Always aware of the weight of apathy towards bubbly romantic bliss, I turned my engagement ring around to the inside of my hand and kept peeling at the sleeve on my coffee.
Feeling guilty for being happy, because I've been the girl on the other side. I've been the girl with the secret disappointment because it's still not her. And I'm aware of the girls that are disgusted because there was a shiny ring once, and it didn't turn out like they said it would. And the girls that don't know what they want, and the ones that have been let down one too many times.
And the ones that are just mostly indifferent.
Surely, two rosy-cheeked people won't always be as happy as they are in these 79 engagement pictures.
Somewhere in the quiet of our souls we have a profound expectation that humanity will let down humanity.
And it's Christmas, the season of engagement. And you're more likely to write a sappy post about your reindeer socks than marital bliss. I know you. I hear you. I see you. I've been you.
But look closer. Click through those photos of a proposal.
While life is happening: work emails and dish loads and runs to Kroger for more ground beef and late fees and Christmas lights in the rain and parties where they convince you to try the eggnog... someone says to another,
"I will put my life on hold so our plans together can be the new plans."

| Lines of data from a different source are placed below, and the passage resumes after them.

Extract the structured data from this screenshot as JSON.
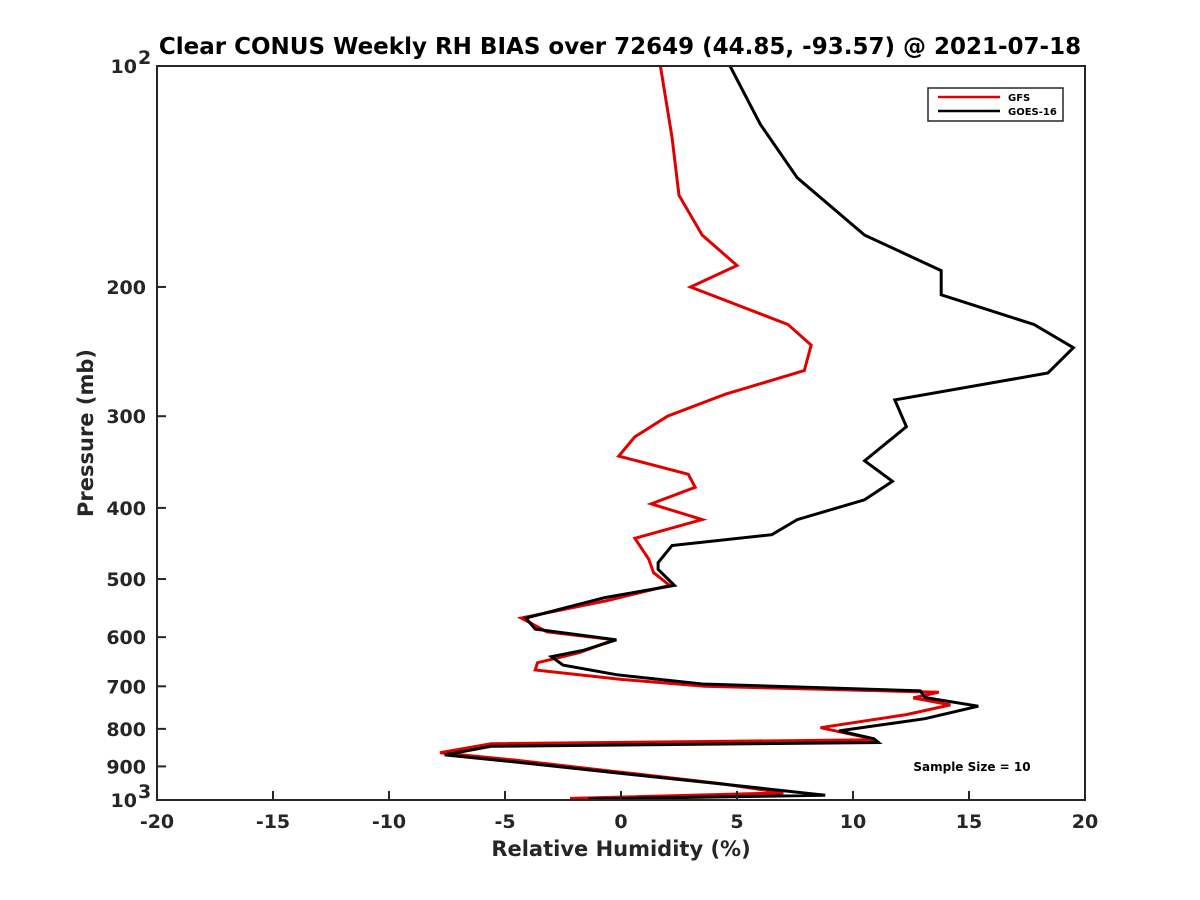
{
  "chart_data": {
    "type": "line",
    "title": "Clear CONUS Weekly RH BIAS over 72649 (44.85, -93.57) @ 2021-07-18",
    "xlabel": "Relative Humidity (%)",
    "ylabel": "Pressure (mb)",
    "xlim": [
      -20,
      20
    ],
    "ylim": [
      100,
      1000
    ],
    "y_scale": "log",
    "y_reversed": true,
    "grid": false,
    "legend_position": "top-right",
    "x_tick_labels": [
      "-20",
      "-15",
      "-10",
      "-5",
      "0",
      "5",
      "10",
      "15",
      "20"
    ],
    "y_tick_labels": [
      {
        "base": "10",
        "exp": "2"
      },
      {
        "base": "200",
        "exp": ""
      },
      {
        "base": "300",
        "exp": ""
      },
      {
        "base": "400",
        "exp": ""
      },
      {
        "base": "500",
        "exp": ""
      },
      {
        "base": "600",
        "exp": ""
      },
      {
        "base": "700",
        "exp": ""
      },
      {
        "base": "800",
        "exp": ""
      },
      {
        "base": "900",
        "exp": ""
      },
      {
        "base": "10",
        "exp": "3"
      }
    ],
    "annotation": "Sample Size = 10",
    "series": [
      {
        "name": "GFS",
        "color": "#e00000",
        "points": [
          [
            1.7,
            100
          ],
          [
            2.2,
            125
          ],
          [
            2.5,
            150
          ],
          [
            3.5,
            170
          ],
          [
            5.0,
            187
          ],
          [
            3.0,
            200
          ],
          [
            7.2,
            225
          ],
          [
            8.2,
            240
          ],
          [
            7.9,
            260
          ],
          [
            4.5,
            280
          ],
          [
            2.0,
            300
          ],
          [
            0.6,
            320
          ],
          [
            -0.1,
            340
          ],
          [
            2.9,
            360
          ],
          [
            3.2,
            375
          ],
          [
            1.3,
            395
          ],
          [
            3.5,
            415
          ],
          [
            0.6,
            440
          ],
          [
            1.2,
            470
          ],
          [
            1.4,
            490
          ],
          [
            2.1,
            510
          ],
          [
            -0.6,
            535
          ],
          [
            -4.3,
            565
          ],
          [
            -3.2,
            590
          ],
          [
            -0.3,
            605
          ],
          [
            -1.8,
            630
          ],
          [
            -3.6,
            650
          ],
          [
            -3.7,
            665
          ],
          [
            0.0,
            685
          ],
          [
            3.6,
            700
          ],
          [
            13.7,
            713
          ],
          [
            12.6,
            726
          ],
          [
            14.2,
            742
          ],
          [
            12.3,
            765
          ],
          [
            8.6,
            797
          ],
          [
            10.4,
            820
          ],
          [
            10.9,
            828
          ],
          [
            -5.6,
            838
          ],
          [
            -7.8,
            862
          ],
          [
            -4.6,
            882
          ],
          [
            -0.2,
            915
          ],
          [
            4.3,
            950
          ],
          [
            7.0,
            978
          ],
          [
            -2.2,
            995
          ]
        ]
      },
      {
        "name": "GOES-16",
        "color": "#000000",
        "points": [
          [
            4.7,
            100
          ],
          [
            6.0,
            120
          ],
          [
            7.6,
            142
          ],
          [
            10.5,
            170
          ],
          [
            13.8,
            190
          ],
          [
            13.8,
            205
          ],
          [
            17.8,
            225
          ],
          [
            19.5,
            242
          ],
          [
            18.4,
            262
          ],
          [
            11.8,
            285
          ],
          [
            12.3,
            310
          ],
          [
            10.5,
            345
          ],
          [
            11.7,
            368
          ],
          [
            10.5,
            390
          ],
          [
            7.6,
            415
          ],
          [
            6.5,
            435
          ],
          [
            2.2,
            450
          ],
          [
            1.6,
            475
          ],
          [
            1.6,
            485
          ],
          [
            2.3,
            510
          ],
          [
            -0.7,
            530
          ],
          [
            -4.1,
            565
          ],
          [
            -3.7,
            585
          ],
          [
            -0.2,
            605
          ],
          [
            -1.6,
            625
          ],
          [
            -3.0,
            638
          ],
          [
            -2.5,
            655
          ],
          [
            -0.2,
            675
          ],
          [
            3.5,
            695
          ],
          [
            12.9,
            710
          ],
          [
            13.1,
            725
          ],
          [
            15.4,
            745
          ],
          [
            13.1,
            775
          ],
          [
            9.4,
            805
          ],
          [
            10.9,
            825
          ],
          [
            11.1,
            835
          ],
          [
            -5.6,
            845
          ],
          [
            -7.6,
            868
          ],
          [
            -4.5,
            888
          ],
          [
            0.0,
            920
          ],
          [
            4.2,
            950
          ],
          [
            8.8,
            985
          ],
          [
            -1.4,
            997
          ]
        ]
      }
    ]
  }
}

In the middle of wrapping and baking and elves on the shelves, with Bing on the radio for the 11th time today, someone bends low and says,
"I will take on your burdens. I will carry them. I will carry you sometimes. Our relationship is more important to me than my own life."
And then I know.
Because I can't stare at a candle without seeing the light and feeling the warmth of revelation in a chapped soul. He came. He changed his plans. He lowered his knees to the earth and received burdens. He gave up freedom. He gave up certainty. Because it was worth it. Because I was worth it. You are worth it.
And the little brown rolls of peeled coffee sleeve paper tumble off the table when the door of the shop opens and a cold breeze hits my cheek. I turn my ring back around because it whispers a reminder into a weary world, and to me:
hope took a knee and he has a name. Emmanuel.